Rabies vaccination is mandatory for all pets under state law. All cats, even those that stay indoors, must be current on their rabies vaccination. If you do not bring in records showing that your cat is up to date on the rabies vaccine, we may need to re-vaccinate him or her. The reason this law is set in place is that the rabies virus is a zoonotic disease, which means that it can be transmitted between animals and people. It is nearly always fatal in any creature who is infected with it – be that a wild animal, a pet, or a human being.

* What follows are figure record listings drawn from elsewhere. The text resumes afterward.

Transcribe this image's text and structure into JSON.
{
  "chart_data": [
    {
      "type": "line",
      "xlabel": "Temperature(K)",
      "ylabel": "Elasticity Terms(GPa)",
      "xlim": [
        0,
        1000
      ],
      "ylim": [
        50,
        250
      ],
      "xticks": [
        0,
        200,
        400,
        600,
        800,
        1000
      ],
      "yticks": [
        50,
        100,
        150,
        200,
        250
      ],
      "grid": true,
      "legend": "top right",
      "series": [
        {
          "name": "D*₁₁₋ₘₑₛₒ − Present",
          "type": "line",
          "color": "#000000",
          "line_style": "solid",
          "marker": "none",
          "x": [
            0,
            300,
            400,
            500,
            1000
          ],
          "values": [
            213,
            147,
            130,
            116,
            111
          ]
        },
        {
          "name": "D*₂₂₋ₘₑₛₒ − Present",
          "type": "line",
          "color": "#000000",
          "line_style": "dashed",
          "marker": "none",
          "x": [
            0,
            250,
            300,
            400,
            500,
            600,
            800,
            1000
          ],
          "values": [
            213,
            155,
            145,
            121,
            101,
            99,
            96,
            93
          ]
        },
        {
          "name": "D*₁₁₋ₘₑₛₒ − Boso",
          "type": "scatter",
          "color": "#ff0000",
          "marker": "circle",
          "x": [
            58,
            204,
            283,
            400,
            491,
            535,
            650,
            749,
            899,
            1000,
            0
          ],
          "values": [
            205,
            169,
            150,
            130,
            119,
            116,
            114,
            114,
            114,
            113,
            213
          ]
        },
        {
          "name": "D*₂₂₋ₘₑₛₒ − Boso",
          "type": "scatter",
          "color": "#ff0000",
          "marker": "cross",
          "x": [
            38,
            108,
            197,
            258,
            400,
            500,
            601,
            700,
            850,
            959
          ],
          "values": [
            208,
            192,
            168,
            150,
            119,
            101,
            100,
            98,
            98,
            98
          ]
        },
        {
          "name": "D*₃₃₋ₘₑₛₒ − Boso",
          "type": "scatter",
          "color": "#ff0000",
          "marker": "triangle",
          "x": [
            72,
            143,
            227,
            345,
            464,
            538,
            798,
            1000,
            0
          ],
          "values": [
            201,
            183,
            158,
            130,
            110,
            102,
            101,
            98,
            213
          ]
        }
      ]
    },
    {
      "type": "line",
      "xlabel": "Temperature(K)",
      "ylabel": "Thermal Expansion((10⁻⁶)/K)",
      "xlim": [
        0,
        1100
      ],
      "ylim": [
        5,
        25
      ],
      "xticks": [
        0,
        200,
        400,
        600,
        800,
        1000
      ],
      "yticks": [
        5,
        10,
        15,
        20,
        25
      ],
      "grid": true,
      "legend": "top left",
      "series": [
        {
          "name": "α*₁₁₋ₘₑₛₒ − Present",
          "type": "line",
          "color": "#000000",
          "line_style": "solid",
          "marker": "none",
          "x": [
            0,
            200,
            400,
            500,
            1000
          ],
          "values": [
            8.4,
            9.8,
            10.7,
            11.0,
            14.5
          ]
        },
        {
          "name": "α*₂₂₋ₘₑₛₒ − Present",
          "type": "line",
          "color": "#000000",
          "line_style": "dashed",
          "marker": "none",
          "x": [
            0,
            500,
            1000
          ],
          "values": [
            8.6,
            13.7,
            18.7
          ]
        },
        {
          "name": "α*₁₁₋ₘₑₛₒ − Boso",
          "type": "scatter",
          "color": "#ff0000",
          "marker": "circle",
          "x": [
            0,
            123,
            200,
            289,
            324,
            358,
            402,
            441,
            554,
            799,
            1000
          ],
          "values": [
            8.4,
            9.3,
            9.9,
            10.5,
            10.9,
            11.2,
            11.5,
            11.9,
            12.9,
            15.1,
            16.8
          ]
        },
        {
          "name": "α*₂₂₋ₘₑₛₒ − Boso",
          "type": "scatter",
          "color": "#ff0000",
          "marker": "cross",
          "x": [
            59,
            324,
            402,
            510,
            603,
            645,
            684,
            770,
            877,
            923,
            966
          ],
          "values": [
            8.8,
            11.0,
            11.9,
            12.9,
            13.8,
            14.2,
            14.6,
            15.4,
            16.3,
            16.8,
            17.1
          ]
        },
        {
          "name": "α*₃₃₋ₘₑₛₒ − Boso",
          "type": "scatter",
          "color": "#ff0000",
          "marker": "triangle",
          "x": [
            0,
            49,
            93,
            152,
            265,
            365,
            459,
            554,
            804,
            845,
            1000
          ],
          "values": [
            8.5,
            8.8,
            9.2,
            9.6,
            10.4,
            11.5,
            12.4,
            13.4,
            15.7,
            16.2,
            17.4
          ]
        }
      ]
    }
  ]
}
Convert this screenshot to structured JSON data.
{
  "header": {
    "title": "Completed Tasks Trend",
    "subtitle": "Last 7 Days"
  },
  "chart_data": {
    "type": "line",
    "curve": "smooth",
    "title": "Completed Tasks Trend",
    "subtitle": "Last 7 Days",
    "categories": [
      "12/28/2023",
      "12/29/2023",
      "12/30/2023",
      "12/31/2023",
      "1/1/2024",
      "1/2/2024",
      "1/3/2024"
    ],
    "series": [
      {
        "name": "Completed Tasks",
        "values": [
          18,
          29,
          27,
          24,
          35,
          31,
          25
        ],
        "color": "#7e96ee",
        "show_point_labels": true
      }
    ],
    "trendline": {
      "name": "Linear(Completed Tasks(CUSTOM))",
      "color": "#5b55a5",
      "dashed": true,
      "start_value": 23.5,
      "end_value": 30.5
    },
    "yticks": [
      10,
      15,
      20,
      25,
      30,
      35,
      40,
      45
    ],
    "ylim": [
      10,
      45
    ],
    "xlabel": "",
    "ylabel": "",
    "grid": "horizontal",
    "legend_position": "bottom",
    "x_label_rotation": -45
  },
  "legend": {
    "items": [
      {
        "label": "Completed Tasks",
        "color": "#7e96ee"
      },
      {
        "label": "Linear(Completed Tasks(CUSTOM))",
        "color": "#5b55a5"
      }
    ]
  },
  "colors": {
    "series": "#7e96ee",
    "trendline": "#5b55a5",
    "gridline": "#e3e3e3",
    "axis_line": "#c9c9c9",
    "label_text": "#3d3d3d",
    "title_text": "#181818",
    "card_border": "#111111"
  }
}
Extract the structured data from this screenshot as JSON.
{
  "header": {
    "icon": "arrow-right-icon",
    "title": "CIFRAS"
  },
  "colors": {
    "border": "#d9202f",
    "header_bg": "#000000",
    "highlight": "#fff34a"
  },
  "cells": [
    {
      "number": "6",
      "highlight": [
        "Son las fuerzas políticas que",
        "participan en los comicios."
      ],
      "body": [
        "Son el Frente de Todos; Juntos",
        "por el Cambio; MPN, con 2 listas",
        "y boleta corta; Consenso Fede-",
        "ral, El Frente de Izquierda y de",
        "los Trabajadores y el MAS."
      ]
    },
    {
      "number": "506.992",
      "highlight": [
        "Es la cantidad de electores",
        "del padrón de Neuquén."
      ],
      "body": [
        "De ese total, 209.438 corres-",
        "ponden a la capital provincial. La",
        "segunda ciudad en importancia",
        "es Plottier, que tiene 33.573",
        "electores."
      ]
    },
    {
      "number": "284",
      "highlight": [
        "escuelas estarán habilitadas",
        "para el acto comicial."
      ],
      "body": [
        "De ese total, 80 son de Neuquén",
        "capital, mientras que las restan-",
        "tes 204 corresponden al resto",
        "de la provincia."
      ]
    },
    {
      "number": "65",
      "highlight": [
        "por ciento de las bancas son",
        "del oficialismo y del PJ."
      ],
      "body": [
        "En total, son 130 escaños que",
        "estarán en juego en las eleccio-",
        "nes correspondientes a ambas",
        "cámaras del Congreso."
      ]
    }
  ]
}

FVRCP protects three airborne viruses, all of which have the potential to be lethal. These are feline viral rhinotracheitis, calicivirus, and panleukopenia. Rhinotracheitis and Calicivirus both may result in upper respiratory infections, signs of which include mild to severe nasal discharge, tongue ulcers, redness, and pain of the eyes, nose, and mouth. Panleukopenia, also called feline parvovirus and feline distemper attacks the GI and immune systems. The result is that both of these systems can become compromised, leaving the cat unable to fight off further infections and to absorb nutrients. The FVRCP vaccine is initially given on multiple occasions, every 3-4 weeks from the age of 9 weeks until the kitten has reached between 16-18 weeks of age to ensure complete immunity. From thereafter, at each annual checkup, we will booster the FVRCP vaccine to ensure that your cat maintains his or her immunity.
Vaccinations for Your Cat
Cats can be born with the feline leukemia virus, or may contract it after birth via intimate contact with another cat. In the latter case, the transmission generally occurs when a kitten or young cat comes into contact with an infected cat via the milk of his or her mother, grooming, or fighting, mostly among outdoor cats, or those in multi-cat households. This disease primarily attacks the immune system of the infected cat, and can potentially lead to several kinds of cancer. This virus is among the leading causes of death in cats. The vaccination prevents the transmission of this life-threatening disease to healthy cats, and can even help protect cats who have already been infected with feline leukemia virus from contracting other types of cancers related to this disease. Kittens should be given two vaccinations, and a booster when they reach one year old. Adult cats who go outside are also at risk, and should be re-vaccinated on an annual basis.